Knesset holds annual 'Every Person Has a Name' Holocaust memorial service

"We do not remember numbers; we remember lives," Herzog said in the Holocaust Remembrance Day ceremony.

 President Isaac Herzog speaks at the annual Knesset Holocaust memorial service. (photo credit: HAIM ZACH/GPO)
President Isaac Herzog speaks at the annual Knesset Holocaust memorial service.
(photo credit: HAIM ZACH/GPO)

Israel's parliament, the Knesset, held its annual "Every Person Has a Name" Holocaust memorial service on Tuesday morning, with President Isaac Herzog, Prime Minister Benjamin Netanyahu, High Court Chief Justice Esther Hayut, Knesset Speaker Amir Ohana and many other ministers and Knesset members in attendance.

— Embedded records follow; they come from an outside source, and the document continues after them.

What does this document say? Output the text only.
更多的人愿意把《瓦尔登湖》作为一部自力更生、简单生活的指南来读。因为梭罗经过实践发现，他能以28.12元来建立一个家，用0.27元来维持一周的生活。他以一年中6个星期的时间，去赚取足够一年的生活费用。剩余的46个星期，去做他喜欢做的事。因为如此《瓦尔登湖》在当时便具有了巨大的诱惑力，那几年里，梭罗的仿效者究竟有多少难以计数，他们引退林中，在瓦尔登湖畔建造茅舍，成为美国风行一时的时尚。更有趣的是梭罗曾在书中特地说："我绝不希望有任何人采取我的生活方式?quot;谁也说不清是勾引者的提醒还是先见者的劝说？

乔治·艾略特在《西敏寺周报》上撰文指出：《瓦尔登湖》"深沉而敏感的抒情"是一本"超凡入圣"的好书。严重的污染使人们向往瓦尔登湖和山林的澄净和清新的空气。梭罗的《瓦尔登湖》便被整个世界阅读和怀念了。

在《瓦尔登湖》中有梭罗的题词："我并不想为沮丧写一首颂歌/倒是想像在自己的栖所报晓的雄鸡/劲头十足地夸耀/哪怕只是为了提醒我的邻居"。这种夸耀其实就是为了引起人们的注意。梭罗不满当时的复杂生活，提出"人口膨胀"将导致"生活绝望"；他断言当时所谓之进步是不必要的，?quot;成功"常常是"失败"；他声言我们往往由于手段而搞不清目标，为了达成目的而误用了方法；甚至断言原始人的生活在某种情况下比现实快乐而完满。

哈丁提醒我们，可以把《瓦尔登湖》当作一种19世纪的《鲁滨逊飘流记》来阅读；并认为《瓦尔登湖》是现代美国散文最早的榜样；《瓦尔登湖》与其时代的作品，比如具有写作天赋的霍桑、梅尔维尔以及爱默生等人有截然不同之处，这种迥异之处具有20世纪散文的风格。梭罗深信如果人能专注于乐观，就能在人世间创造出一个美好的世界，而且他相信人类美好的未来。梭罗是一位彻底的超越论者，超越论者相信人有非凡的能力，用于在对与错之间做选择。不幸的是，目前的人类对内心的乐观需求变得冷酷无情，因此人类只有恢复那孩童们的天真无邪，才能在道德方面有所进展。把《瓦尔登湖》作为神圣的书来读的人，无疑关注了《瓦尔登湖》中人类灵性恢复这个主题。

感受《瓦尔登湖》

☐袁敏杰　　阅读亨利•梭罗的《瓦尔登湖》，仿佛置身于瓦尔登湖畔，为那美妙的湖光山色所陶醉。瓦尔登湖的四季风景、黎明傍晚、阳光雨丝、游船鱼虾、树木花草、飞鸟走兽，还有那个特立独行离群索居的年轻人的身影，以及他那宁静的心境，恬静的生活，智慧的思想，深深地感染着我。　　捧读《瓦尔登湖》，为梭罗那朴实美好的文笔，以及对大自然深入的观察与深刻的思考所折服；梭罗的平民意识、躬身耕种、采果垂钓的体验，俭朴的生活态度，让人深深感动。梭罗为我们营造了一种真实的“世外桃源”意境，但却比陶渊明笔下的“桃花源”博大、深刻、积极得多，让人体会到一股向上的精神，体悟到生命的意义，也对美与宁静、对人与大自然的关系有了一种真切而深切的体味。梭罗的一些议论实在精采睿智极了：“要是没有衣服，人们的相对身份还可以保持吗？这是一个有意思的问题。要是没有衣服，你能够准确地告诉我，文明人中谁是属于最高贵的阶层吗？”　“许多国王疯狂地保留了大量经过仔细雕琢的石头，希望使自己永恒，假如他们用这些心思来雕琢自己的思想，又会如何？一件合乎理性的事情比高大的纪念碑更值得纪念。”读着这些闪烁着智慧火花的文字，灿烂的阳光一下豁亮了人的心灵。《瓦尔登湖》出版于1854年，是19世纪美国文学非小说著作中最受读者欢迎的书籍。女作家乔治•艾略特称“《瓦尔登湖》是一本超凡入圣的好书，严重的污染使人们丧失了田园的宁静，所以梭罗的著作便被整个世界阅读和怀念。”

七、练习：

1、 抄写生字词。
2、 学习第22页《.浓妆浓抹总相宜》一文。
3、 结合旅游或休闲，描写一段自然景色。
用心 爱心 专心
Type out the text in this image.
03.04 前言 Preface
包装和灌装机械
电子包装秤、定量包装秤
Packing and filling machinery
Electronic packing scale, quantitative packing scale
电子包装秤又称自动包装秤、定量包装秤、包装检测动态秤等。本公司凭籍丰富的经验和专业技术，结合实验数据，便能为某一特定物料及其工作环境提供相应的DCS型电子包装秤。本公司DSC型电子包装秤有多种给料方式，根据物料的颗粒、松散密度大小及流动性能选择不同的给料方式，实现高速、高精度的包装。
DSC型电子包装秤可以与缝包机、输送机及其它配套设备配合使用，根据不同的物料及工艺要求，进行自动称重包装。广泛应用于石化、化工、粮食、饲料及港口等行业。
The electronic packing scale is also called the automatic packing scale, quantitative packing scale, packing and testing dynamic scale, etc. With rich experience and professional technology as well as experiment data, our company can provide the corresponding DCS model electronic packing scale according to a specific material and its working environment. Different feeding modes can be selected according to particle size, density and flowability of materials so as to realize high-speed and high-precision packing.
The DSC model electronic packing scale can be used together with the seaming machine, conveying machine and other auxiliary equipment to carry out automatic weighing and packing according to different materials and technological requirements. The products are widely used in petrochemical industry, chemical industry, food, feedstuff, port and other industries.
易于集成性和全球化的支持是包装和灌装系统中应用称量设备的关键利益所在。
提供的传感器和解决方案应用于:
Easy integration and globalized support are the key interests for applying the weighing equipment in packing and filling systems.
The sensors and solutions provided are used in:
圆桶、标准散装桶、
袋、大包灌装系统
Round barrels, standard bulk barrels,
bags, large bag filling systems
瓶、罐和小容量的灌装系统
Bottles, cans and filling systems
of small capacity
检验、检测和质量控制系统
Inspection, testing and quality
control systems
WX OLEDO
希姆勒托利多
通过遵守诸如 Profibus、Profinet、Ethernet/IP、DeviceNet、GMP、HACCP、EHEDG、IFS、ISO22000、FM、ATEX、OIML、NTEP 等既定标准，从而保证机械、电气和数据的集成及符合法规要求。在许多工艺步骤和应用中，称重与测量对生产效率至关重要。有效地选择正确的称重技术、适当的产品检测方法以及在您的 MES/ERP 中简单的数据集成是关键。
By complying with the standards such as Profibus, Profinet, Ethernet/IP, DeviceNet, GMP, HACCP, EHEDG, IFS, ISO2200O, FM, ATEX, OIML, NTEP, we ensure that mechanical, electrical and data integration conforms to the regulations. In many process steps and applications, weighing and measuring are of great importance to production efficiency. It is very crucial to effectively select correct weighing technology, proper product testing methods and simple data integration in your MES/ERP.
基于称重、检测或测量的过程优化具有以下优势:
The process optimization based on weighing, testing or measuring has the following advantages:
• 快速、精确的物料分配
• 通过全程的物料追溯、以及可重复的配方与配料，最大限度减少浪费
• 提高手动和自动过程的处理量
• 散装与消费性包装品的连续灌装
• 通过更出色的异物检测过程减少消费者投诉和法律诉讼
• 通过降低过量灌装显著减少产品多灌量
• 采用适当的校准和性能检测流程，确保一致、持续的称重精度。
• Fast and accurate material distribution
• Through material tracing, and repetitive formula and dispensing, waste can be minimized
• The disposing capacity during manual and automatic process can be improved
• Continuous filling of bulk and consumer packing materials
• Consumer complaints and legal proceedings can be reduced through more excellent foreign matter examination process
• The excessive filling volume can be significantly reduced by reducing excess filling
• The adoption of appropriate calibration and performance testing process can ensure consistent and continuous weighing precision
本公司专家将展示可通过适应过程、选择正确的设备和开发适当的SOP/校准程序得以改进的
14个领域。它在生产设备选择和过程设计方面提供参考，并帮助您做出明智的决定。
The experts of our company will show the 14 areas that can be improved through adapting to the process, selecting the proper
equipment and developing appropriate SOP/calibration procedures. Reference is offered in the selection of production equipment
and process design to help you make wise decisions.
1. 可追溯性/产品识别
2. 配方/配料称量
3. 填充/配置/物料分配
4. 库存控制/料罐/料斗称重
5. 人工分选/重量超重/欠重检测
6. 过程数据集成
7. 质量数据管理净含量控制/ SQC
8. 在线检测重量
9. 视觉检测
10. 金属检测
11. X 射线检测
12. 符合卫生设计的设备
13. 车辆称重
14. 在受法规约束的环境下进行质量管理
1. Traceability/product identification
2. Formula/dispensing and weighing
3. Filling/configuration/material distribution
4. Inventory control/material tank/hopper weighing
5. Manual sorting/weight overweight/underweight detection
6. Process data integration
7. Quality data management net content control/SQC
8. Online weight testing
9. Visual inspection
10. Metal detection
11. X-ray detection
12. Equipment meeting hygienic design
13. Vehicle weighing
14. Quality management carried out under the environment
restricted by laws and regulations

Ohana told the story of Victor Peretz, born to a Jewish family in Tunisia, who was a world lightweight boxing champion in the 1930s. Peretz was sent to Auschwitz by Nazi occupiers in 1942, where he became a member of the camp's boxing team, which provided entertainment for the Nazi guards. Peretz fought and won 133 matches, all while defending and saving dozens of other inmates. When warned he said, "It does not matter, man's purpose is to help the other." He was shot by a guard at the camp while scavenging for bread for his fellow inmates, Ohana related.

President Herzog read the names of his relatives killed in the Holocaust and shared their individual stories in brief.

"We do not remember numbers; we remember lives," Herzog said. "Human beings. Because the name of every Jew who went up in flames and yet eighty years later is read out loud in Jerusalem, in the heart of the legislature of our Jewish and democratic nation-state, is the greatest victory. I wish to recall the moving remarks by Holocaust survivor Shoshana Weiss last night at Yad Vashem, who called on all of us to come together and find unity, and safeguard our nation and our homeland, for we have no other country. Let’s listen to her," the president said.

Netanyahu spoke about his father-in-law, Shlomo Ben-Artzi, a bible scholar, educator and writer, and recipient of the Ka-Tzetnik Fund Award for Holocaust Literature. Ben-Artzi's family was murdered in the Holocaust, including his twin sister Yehduit, the prime minister said. For his entire life, Shlomo would burst into tears whenever he mentioned her name, Netanyahu recounted.

 Prime Minister Benjamin Netanyahu speaks at the Knesset's annual Holocaust memorial service. (credit: AMOS BEN-GERSHOM/GPO)
Prime Minister Benjamin Netanyahu speaks at the Knesset's annual Holocaust memorial service. (credit: AMOS BEN-GERSHOM/GPO)

Other government and public officials to read out the names of family members who died in the Holocaust included Hayut, Likud ministers Yisrael Katz, Miri Regev and Dudi Amsalem, United Torah Judaism MK and deputy minister Uri Makleb, and MKs Ze'ev Elkin and Orit Farkash-Hacohen (National Unity), MK Oded Forer (Yisrael Beytenu), MKs Boaz Bismuth and Ariel Kallner (Likud) and MKs Moshe Arbel and Erez Malul (Shas).

Holocaust survivors light memorial candles

Also at the ceremony, six Holocaust survivors lit memorial torches, four of whom were related to current Knesset members: Sofi Sachs, mother of MK Yasmin Friedman-Sachs (Yesh Atid); Paulina Davidson, mother of MK Simon Davidson (Yesh Atid); second-generation survivor Haya Nir, mother-in-law of MK Sharon Nir (Yisrael Beytenu); and second-generation survivor Michaela Akunis, mother of minister Ofir Akunis (Likud).

The day began with ministers, Knesset members, Holocaust survivors and other public figures including Jerusalem mayor Moshe Lion lighting memorial candles at the entrance to the parliament building. Ohana lit the first candle in honor of Isaac Dari (1912-1943), who was born in Oujda, Morocco, and died at the Majdanek concentration camp.